No one with a sane mind and a little empathy in their heart would deny that condemning India’s atrocities in Kashmir is the right thing to do, morally.

However, when moral outrage becomes selective, such as outrage over atrocities in Kashmir and deafening silence over egregious crimes against minorities inside the country, it should also be condemned.

Why? What is wrong with selective moral outrage? Spencer Case, Ph.D. in Philosophy from the University of Colorado Boulder, says, “To be selectively outraged is to be guilty – of irrationality at least, and probably of moral hypocrisy as well.”

A counterargument to this claim, as Case explains, is that a moral human being, especially a psychologically normal human being, can not be evenly morally outraged in a world so full of outrages.

This is true, as our moral outrage and empathy have limitations, but there is also a counterargument to this view the support for which is found in theology and moral philosophy.

In Islam, your neighbor and your community have the utmost right over your solidarity and support. For example, Zakat (obligatory alms-giving) should be given to the deserving in the community first. Once this responsibility is fulfilled, then one can support the economically deserving elsewhere.

Similarly, if the members of your own community or nation are in some kind of suffering, they are the first deserving of your solidarity. The rest of the people come later. In moral philosophy too, you have the utmost responsibility and solidarity to show with those who are the closest to you geographically and in other ways.

Again, you can counterargue that moral outrage at the fate of others and your own are not morally competing interests. That is true.

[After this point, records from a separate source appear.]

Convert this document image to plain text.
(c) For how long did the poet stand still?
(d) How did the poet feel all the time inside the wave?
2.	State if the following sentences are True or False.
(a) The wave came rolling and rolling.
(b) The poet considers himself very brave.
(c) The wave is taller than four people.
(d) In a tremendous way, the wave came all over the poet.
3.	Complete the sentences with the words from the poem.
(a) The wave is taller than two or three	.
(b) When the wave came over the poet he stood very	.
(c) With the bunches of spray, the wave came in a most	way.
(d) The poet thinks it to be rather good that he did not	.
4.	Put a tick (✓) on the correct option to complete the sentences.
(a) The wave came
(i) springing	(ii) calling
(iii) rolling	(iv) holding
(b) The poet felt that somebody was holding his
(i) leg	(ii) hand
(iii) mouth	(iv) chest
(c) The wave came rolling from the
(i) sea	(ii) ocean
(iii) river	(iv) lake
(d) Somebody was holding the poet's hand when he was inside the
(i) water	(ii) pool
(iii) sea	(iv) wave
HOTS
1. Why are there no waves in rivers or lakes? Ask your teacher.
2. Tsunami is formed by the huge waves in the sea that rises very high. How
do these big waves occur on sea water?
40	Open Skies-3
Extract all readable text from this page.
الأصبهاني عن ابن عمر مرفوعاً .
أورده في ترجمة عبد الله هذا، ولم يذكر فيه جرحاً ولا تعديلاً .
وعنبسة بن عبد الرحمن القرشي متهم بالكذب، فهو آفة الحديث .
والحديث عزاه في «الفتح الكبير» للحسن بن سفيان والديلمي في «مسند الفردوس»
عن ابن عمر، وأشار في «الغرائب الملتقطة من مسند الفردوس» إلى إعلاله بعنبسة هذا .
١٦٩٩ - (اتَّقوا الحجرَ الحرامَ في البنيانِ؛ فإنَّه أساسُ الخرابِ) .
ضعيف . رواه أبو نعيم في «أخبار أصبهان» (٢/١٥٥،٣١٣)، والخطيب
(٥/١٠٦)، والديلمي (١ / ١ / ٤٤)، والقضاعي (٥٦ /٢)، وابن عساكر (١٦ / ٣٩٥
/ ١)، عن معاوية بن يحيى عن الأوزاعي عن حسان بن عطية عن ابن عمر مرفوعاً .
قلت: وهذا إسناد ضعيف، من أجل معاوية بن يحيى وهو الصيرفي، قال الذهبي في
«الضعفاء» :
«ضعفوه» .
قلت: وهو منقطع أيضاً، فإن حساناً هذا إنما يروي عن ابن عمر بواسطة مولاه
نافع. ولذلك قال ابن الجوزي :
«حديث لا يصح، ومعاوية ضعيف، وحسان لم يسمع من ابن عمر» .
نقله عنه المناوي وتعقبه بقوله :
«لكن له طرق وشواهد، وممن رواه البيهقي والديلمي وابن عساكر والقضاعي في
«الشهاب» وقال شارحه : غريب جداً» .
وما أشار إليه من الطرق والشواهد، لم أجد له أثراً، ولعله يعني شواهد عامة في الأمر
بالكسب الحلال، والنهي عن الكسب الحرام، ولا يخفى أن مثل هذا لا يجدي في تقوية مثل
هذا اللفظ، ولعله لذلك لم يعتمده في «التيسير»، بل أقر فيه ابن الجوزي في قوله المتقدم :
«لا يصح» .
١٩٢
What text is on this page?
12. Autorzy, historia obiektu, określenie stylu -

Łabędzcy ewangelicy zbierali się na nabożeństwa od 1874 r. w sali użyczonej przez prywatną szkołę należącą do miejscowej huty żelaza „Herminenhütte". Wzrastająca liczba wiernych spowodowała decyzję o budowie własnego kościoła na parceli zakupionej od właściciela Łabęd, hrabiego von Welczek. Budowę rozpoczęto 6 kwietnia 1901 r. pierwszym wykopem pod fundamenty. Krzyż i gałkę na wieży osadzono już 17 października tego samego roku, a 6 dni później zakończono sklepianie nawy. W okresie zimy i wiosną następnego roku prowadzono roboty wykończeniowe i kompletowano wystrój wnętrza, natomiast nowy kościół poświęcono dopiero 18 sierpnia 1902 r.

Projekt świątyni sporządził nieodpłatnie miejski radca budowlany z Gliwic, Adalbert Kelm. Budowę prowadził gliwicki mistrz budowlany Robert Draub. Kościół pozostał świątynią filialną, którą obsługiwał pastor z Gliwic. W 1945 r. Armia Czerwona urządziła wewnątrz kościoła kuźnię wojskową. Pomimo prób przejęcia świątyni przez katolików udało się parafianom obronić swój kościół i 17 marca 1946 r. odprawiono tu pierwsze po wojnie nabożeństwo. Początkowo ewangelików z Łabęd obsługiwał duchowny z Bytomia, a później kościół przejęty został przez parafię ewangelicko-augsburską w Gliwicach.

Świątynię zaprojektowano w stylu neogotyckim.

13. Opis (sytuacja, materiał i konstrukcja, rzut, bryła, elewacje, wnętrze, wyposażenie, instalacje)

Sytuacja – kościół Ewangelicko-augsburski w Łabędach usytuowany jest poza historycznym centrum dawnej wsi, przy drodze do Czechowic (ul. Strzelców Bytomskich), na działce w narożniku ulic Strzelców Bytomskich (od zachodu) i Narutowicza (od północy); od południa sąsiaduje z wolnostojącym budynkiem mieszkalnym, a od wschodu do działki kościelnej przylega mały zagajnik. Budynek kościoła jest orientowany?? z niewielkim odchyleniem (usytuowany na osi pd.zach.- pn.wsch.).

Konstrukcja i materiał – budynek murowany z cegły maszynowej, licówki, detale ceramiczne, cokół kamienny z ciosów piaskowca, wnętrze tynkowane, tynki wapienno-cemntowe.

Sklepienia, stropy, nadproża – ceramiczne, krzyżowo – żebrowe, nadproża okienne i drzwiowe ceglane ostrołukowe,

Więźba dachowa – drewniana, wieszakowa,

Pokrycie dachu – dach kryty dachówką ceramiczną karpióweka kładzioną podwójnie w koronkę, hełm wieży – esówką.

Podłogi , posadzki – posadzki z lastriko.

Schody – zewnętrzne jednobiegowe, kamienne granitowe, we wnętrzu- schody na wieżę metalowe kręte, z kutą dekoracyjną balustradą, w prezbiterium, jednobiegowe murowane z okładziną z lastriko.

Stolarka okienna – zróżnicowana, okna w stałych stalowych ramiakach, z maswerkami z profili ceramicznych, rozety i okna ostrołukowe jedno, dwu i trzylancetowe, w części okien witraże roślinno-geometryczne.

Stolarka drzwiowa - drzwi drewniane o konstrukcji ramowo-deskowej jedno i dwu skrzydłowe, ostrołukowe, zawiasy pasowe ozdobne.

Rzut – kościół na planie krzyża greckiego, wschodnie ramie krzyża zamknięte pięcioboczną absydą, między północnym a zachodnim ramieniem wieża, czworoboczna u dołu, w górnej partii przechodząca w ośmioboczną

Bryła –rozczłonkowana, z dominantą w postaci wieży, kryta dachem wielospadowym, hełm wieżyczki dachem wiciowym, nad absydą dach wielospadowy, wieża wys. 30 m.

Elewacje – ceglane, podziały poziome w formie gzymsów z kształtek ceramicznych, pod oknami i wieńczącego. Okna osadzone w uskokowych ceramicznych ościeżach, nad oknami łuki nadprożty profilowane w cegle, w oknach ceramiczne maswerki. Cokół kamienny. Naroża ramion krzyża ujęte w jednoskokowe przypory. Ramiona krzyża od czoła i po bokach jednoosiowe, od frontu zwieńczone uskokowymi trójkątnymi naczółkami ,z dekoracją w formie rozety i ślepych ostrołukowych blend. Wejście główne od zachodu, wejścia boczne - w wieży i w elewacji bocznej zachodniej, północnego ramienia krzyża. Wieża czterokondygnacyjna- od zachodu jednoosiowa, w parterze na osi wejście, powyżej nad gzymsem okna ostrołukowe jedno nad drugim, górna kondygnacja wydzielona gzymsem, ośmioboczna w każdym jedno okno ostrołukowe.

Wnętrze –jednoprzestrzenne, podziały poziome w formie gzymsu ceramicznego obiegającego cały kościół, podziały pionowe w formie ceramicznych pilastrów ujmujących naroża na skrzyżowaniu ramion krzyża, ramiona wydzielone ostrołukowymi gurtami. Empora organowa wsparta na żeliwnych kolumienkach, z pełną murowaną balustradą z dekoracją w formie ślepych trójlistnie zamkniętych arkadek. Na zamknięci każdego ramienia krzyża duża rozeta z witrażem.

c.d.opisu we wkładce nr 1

They are not and should not be, but only if you have your responsibility to those in need and close to you fulfilled first.

In Pakistan, the ethnic and religious minorities have suffered for decades, but the government and the majority of the people have been silent.

Religious minorities such as the Hindus, Christians, Ahmedis and Shia Muslims have been persecuted by Islamists for decades, but one sees from little to no moral outrage in the country.

Similarly, ethnic minorities such as the Baloch, Pashtuns and Mohajirs have been persecuted by the state, yet again the moral outrage at the atrocious acts from the successive elected governments and the people is from little to non-existent.

Moreover, elected parliamentarians are in jail. Thousands of activists are missing and as many killed extra-judicially. A large number of bodies of political activists have been found in mass graves.

There have been curfews in Waziristan. When people speak about their rights, they are silenced, detained and even killed. The state’s secret service harasses and surveils activists even outside the country.

The Baloch have been calling on the UN for help for decades. The Pashtuns after the emergence of the rights-based Pashtun Tahafuz (Protection) Movement and state repression, marched on UNO in Geneva for their constitutional rights last month.

Most people are silent on these atrocities against their own people but outraged against India’s atrocities in Kashmir. This is a fake and selective moral outrage. I am enraged at this selective outrage.